"The End Of Passion, The End Of Belief, The End Of The World"
by Adam Parfrey

    When we entered into the Gulf War --a battle fought for the minds of television viewers as much as for Kuwaiti territory-- President George Herbert Bush welcomed us to the New World Order, the euphemism for the Supranational Corporate State.

    In the NWO, isms of the past are pitched into the memory hole and reconfigured as criminal beliefs.

    Nationalism? Corporate cartels no longer observe existing law or boundary. Political views are judged for their efficiency as conduits of international trade. Native land becomes Balkanized third world territory while the native hero is represented by billionaires like Ted Turner or George Soros, who are canonized by mass magazines for their worldwide influence and power.

    Racism? Negative value in a world in which corporations configure themselves as materialistic missionaries among new masses of multicultural buyers.

    In the era of Novus Ordo Seclorum, only a few Islamic countries adhere to old-style religion. New World Order devotionals are hawked by digital avatars who sell faith as a method by which followers can enrich themselves (e.g. Deepak Chopra, Creating Affluence and The Seven Spiritual Laws of Success). Those who despair of locating a believable human shepherd subscribe to media-sponsored scriptures of angels, or aliens, or angelic aliens. In a universe where all is for sale, the dollar sign remains the sole remaining index of belief. The more dollar signs we collect behind our names the more we earn respect, even devotion.

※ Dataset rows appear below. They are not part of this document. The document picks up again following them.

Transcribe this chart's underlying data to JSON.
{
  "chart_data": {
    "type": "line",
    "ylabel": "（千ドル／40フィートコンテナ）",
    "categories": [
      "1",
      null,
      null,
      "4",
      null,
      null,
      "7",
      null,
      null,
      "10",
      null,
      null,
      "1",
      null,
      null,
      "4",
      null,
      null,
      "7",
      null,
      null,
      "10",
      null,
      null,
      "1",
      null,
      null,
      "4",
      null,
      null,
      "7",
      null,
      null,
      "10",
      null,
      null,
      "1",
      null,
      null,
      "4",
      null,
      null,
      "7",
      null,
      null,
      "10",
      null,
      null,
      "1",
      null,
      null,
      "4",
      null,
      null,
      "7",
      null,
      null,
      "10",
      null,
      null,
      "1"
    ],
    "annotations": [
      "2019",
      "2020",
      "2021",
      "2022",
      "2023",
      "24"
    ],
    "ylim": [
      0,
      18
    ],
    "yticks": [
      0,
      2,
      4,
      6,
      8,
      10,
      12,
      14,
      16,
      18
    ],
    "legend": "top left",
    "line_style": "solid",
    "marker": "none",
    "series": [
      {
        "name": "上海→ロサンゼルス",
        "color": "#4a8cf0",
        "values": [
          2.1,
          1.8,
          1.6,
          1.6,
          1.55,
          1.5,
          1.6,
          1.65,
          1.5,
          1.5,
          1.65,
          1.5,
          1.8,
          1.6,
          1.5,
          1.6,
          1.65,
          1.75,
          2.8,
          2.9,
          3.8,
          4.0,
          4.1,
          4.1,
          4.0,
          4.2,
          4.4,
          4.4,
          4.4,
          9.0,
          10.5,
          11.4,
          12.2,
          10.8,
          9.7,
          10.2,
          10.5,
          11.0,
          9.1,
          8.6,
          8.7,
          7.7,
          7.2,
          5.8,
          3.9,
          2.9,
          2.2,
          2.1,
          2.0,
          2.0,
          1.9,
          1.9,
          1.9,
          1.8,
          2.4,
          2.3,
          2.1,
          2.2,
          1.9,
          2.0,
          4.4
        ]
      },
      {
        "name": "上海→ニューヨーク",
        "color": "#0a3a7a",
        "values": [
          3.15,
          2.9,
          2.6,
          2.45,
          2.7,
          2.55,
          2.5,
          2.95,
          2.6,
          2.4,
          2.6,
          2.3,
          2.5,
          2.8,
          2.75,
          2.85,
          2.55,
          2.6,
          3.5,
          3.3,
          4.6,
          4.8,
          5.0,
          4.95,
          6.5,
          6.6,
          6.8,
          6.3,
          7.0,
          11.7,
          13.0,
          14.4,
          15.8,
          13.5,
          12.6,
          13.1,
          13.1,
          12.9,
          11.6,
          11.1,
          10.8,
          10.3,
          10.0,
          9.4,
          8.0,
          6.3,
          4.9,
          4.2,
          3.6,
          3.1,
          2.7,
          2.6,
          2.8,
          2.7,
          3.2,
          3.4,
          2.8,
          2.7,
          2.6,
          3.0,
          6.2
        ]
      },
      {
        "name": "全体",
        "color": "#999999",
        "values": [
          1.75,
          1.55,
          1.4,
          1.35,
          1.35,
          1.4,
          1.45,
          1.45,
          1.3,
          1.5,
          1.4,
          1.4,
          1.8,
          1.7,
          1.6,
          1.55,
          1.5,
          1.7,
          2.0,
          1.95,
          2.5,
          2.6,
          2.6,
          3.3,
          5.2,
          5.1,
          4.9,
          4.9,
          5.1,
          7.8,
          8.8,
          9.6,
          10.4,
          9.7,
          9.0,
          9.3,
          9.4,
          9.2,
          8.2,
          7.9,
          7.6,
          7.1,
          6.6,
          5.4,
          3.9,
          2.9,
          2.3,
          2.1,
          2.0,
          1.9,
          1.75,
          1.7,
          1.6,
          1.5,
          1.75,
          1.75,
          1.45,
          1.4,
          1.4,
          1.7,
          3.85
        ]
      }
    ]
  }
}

    In in the novel 1984, George Orwell wrote of "Doublespeak," the state language designed to inspire fear by the evasion and confusion of meaning. In the Supranational Corporate State, language has become a tool by which true intent is disguised or disavowed.

    Corporate aphorisms-like "Just Do It!" --are devised to be unencumbered by common usage or distracting connotations. The tagline must encourage active behavior-such as extracting cash from one's pocket--and be instantly recognizable, a mnemonic device that imprints the conscious mind every time it hears or views the endlessly repeated mantra.

    New World Order ideology is Doublespeak mind control, in which ideas, meaning and belief are forgotten, overlooked or overwhelmed. An ideology deprived of ideas or ideals is most deviously manifested through culture--Pop Culture.

    The huzzah of entertainment provides important distraction from corporate subterfuge. Actual news stories are now written-off by ministers on the mass market payroll as "paranoia" and "conspiracy theory."

    Movie stars. Sports stars. Murderers. Tabloid gossip. Pop culture noise is so ever-present and overwhelming that it removes the ability of the masses to believe--let alone think about--anything. The inability to read, to contemplate, to consider, is in fact a new epidemic known as dyslogia, a disease caused by the devastating overflow of information.

    The supranational corporate system controls the mind so imposingly that nearly all its serfs are deprived of understanding their total immersion in the system. The doctrine is spread through trance of the everyday, battering the mind with a hyperkinetic confusion of words and images aimed at depriving the psychic slave of instinct and self-protection. Or belief. Without a sense of self and self-respect, the individual reaches for a placebo among the never-ending array of corporate products.

    The placebo of "entertainment" helps to forever expand the NWO icon of the $ and tether the qualitative into its service. Art police are not required in an environment which convinces the masses that the $ is their leader and sole determinant of behavior and philosophy.

    When Nietzsche announced the death of God, art criticism became the primary arbiter by which the value of the human species was judged. It is now obvious that those empowered to judge art, or sell art, promote the sterile and soulless as the means whereby power can be maintained and money can be made.